The 26-year-old Syrian national has turned himself in

German authorities have apprehended the suspected knifeman responsible for killing three people and injuring eight at the Festival of Diversity in Solingen on Friday. The festival was held to celebrate the city’s 650th anniversary.

The alleged attacker is a 26-year-old Syrian man who reportedly arrived in Germany in December 2022 and was granted asylum.

According to reports, the suspect, still covered in blood, turned himself in to the police shortly after 11pm, saying “I’m the one you’re looking for.” He was reportedly hiding in a nearby backyard.

Prior to his arrest, authorities had detained two individuals who were not believed to be the perpetrators. These individuals included a 15-year-old boy who allegedly knew about the planned attack but failed to report it, and a second man who was apprehended at a refugee center near the crime scene.

“The man we’ve really been looking for the whole day has just been taken into custody,” Herbert Reul, the interior minister of North Rhine-Westphalia state, told ARD public TV on Saturday.

“I myself am a bit relieved at the moment,” the minister said after the third arrest, adding that the police have also found “pieces of evidence.”

Two men, aged 56 and 67, and a 56-year-old woman were stabbed to death by the knifeman during the Festival of Diversity, which was part of Solingen’s 650th anniversary celebration.

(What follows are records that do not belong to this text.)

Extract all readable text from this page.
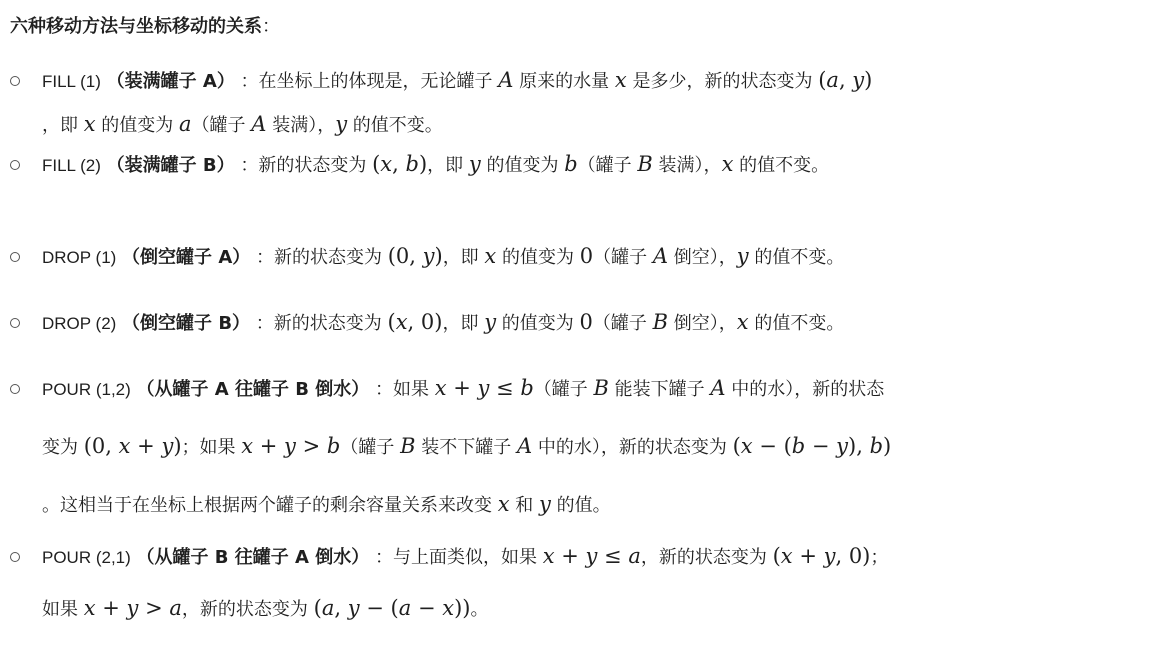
六种移动方法与坐标移动的关系：
FILL (1) （装满罐子 A） ：在坐标上的体现是，无论罐子 A 原来的水量 x 是多少，新的状态变为 (a, y)
，即 x 的值变为 a（罐子 A 装满），y 的值不变。
FILL (2) （装满罐子 B） ：新的状态变为 (x, b)，即 y 的值变为 b（罐子 B 装满），x 的值不变。
DROP (1) （倒空罐子 A） ：新的状态变为 (0, y)，即 x 的值变为 0（罐子 A 倒空），y 的值不变。
DROP (2) （倒空罐子 B） ：新的状态变为 (x, 0)，即 y 的值变为 0（罐子 B 倒空），x 的值不变。
POUR (1,2) （从罐子 A 往罐子 B 倒水） ：如果 x + y ≤ b（罐子 B 能装下罐子 A 中的水），新的状态
变为 (0, x + y)；如果 x + y > b（罐子 B 装不下罐子 A 中的水），新的状态变为 (x − (b − y), b)
。这相当于在坐标上根据两个罐子的剩余容量关系来改变 x 和 y 的值。
POUR (2,1) （从罐子 B 往罐子 A 倒水） ：与上面类似，如果 x + y ≤ a，新的状态变为 (x + y, 0)；
如果 x + y > a，新的状态变为 (a, y − (a − x))。
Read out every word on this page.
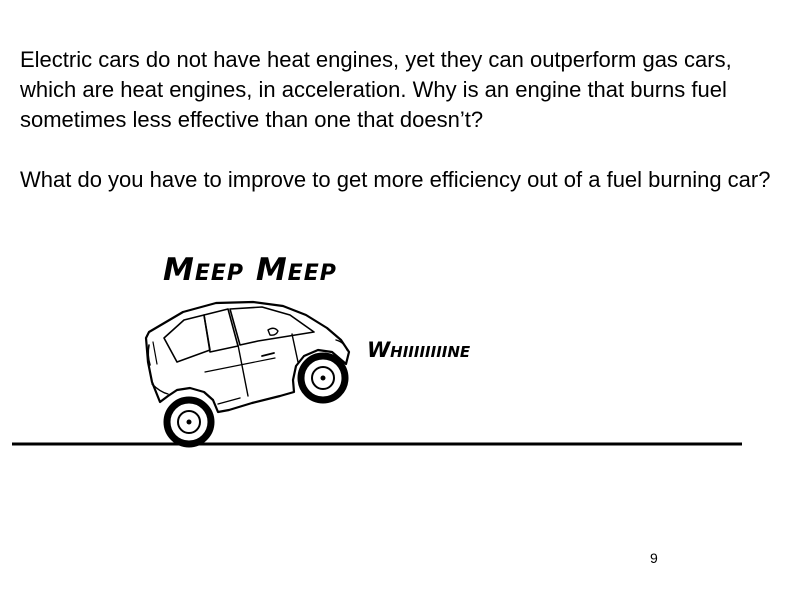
Electric cars do not have heat engines, yet they can outperform gas cars, which are heat engines, in acceleration. Why is an engine that burns fuel sometimes less effective than one that doesn’t?

What do you have to improve to get more efficiency out of a fuel burning car?

Meep Meep
Whiiiiiiiine
9
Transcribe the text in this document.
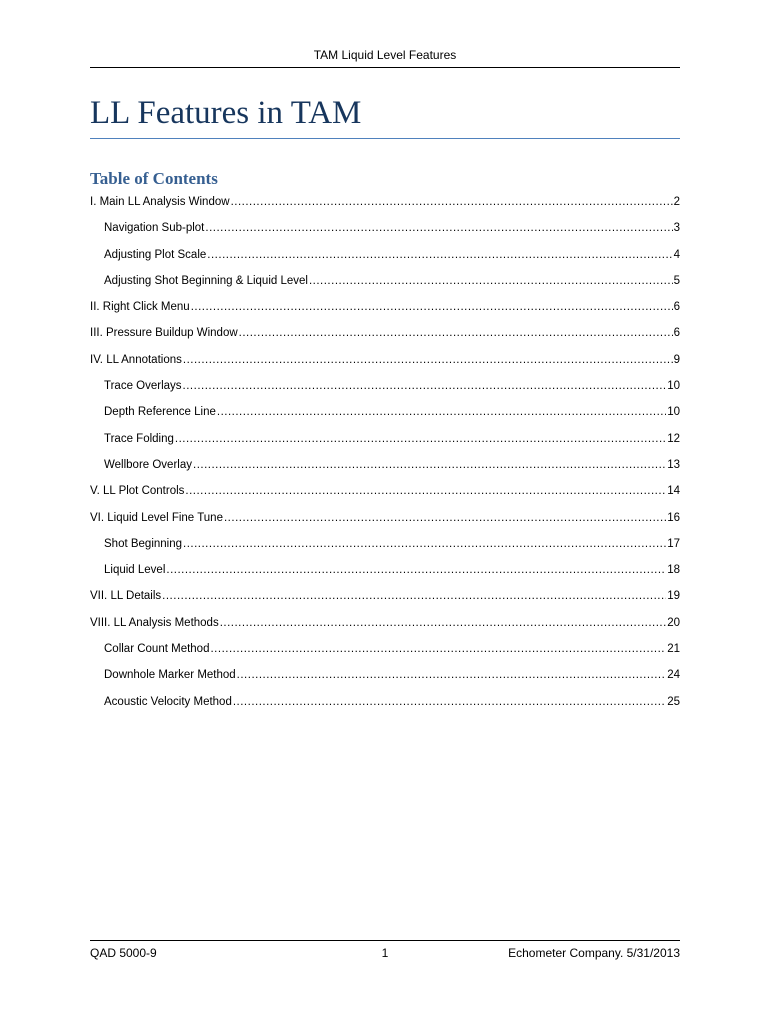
TAM Liquid Level Features
LL Features in TAM
Table of Contents
I. Main LL Analysis Window .....	2
Navigation Sub-plot .....	3
Adjusting Plot Scale .....	4
Adjusting Shot Beginning & Liquid Level .....	5
II. Right Click Menu .....	6
III. Pressure Buildup Window .....	6
IV. LL Annotations .....	9
Trace Overlays .....	10
Depth Reference Line .....	10
Trace Folding .....	12
Wellbore Overlay .....	13
V. LL Plot Controls .....	14
VI. Liquid Level Fine Tune .....	16
Shot Beginning .....	17
Liquid Level .....	18
VII. LL Details .....	19
VIII. LL Analysis Methods .....	20
Collar Count Method .....	21
Downhole Marker Method .....	24
Acoustic Velocity Method .....	25
QAD 5000-9	1	Echometer Company. 5/31/2013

According to eyewitness accounts in the media, “an Arab-looking man” stabbed festivalgoers at random, “targeting” their throats and necks.

”The victims were completely unknown with no known ties between them,” Markus Caspers, prosecutor of Duesseldorf, a larger city just west of Solingen, said at a press conference after the attack.

Islamic State (IS, formerly ISIS) later claimed responsibility for the attack, saying that it was carried out as “revenge for Muslims in Palestine and everywhere.” The claim has yet to be verified.

German Chancellor Olaf Scholz condemned the attack as a “horrific act,” saying the culprit “must be caught quickly and punished to the full extent of the law.”